Amazing and beautiful Round Island Lighthouse, Isles of Scilly #beaconbike pic.twitter.com/OPpmEEJL2A
— Edward Peppitt (@thebeaconbike) June 6, 2015
Round Island

Round Island
The lighthouse on the top of Round Island was built by Trinity House in 1887. Building it was challenging and tough work, with the sheer rock face making the offloading of building materials virtually impossible. Access today is by helicopter, or via the flight of steps cut into the rock face. They aren’t for the faint-hearted.
With St Agnes Lighthouse providing safety for vessels in the southern approaches to the Scilly Isles, and Bishop Rock Lighthouse in the west, a lighthouse was needed to protect shipping from the dangerous northern rocks and smaller islands.
It’s a white, circular tower, sixty-three feet tall, designed by James Douglass. Originally its flashing light was red, at thirty second intervals, which needed to be intensified by a huge biform hyperradial optic, similar to the one installed at Bishop Rock.
The lighthouse was electrified in 1966 and the optic was replaced the following year. When it was automated in 1987, the optic was changed once more, this time resulting in its light pattern changing to a flashing white light, visible for eighteen miles.

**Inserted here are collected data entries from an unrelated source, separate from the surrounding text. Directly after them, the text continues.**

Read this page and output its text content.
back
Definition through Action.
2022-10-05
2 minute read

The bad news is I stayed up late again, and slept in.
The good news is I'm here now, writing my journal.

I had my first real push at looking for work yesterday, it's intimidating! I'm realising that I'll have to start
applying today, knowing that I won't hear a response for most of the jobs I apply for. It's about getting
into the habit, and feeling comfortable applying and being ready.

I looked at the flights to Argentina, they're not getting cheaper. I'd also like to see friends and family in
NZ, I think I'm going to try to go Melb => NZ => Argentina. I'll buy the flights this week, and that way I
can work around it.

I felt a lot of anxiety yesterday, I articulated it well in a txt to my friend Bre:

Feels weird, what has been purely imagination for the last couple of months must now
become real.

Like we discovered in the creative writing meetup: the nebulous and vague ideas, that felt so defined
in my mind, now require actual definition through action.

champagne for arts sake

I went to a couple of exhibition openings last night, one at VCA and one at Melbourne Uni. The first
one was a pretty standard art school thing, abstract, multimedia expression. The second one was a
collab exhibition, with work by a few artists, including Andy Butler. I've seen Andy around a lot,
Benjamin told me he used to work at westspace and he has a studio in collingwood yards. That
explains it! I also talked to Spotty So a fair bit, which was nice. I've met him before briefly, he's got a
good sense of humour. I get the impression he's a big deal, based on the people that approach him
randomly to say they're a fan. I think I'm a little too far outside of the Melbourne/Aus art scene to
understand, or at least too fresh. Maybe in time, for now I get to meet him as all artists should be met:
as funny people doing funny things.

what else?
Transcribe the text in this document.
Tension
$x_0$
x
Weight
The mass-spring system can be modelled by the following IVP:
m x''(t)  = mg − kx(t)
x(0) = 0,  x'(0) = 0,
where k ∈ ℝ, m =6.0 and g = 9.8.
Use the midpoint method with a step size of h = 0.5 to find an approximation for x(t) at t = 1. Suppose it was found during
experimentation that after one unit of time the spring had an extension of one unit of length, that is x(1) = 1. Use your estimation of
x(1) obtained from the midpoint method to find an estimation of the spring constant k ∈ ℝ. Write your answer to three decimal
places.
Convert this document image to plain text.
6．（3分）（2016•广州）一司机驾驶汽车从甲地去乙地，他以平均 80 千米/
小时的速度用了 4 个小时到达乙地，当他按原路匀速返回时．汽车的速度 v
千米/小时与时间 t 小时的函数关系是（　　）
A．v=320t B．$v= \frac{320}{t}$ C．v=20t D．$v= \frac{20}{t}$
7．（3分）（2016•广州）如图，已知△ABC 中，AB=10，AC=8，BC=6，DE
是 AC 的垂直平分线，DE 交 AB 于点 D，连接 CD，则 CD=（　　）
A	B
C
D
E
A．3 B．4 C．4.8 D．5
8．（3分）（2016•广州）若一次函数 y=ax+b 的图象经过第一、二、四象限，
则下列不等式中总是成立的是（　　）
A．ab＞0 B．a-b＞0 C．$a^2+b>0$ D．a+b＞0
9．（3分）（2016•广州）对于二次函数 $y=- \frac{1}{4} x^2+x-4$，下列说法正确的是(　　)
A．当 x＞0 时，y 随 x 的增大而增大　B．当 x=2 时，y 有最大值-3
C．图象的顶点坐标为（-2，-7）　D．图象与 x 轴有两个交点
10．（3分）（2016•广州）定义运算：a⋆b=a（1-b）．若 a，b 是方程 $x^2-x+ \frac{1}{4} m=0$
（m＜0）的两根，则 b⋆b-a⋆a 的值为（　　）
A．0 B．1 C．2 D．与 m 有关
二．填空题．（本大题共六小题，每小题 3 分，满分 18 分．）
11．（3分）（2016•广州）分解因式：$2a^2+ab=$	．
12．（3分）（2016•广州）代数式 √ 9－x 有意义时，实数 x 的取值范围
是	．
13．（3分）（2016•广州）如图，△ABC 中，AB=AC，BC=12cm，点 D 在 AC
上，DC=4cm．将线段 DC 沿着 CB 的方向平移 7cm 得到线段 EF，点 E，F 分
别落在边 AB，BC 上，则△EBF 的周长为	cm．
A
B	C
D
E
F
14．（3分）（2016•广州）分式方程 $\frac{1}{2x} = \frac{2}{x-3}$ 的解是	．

On the Round Island boat trip we saw puffins, Guillemots, Shags and seals #beaconbikr pic.twitter.com/4DWhWdXnU8
— Edward Peppitt (@thebeaconbike) June 6, 2015
As far as lighthouses are concerned, that was me done on the Isles of Scilly. The next crossing back to the mainland was the following afternoon, so I had the rest of the day, and most of the next, to rest and prepare for getting back on my bike on Sunday.
When I bade farewell to Lisa, she knocked off a third of my bill, and then donated a healthy sum to Shift MS, the charity I was raising funds for. She also presented me with all my laundry, cleaned and ironed, claiming that she needed to put a load on for the construction workers staying, so it was no trouble adding mine. The workers assigned to the Byelet during the construction work were clearly the lucky ones.
Bye bye #Scilly. Big thanks to Lisa and everyone at The Bylet Guesthouse for your brilliant hospitality #beaconbike pic.twitter.com/tsohmhT3gW
— Edward Peppitt (@thebeaconbike) June 6, 2015
Back in Penzance I was reunited with the bike, and excited at the prospect of reaching Land’s End. It represented a significant milestone, as the most westerly point in England and home to another of our most iconic lighthouses.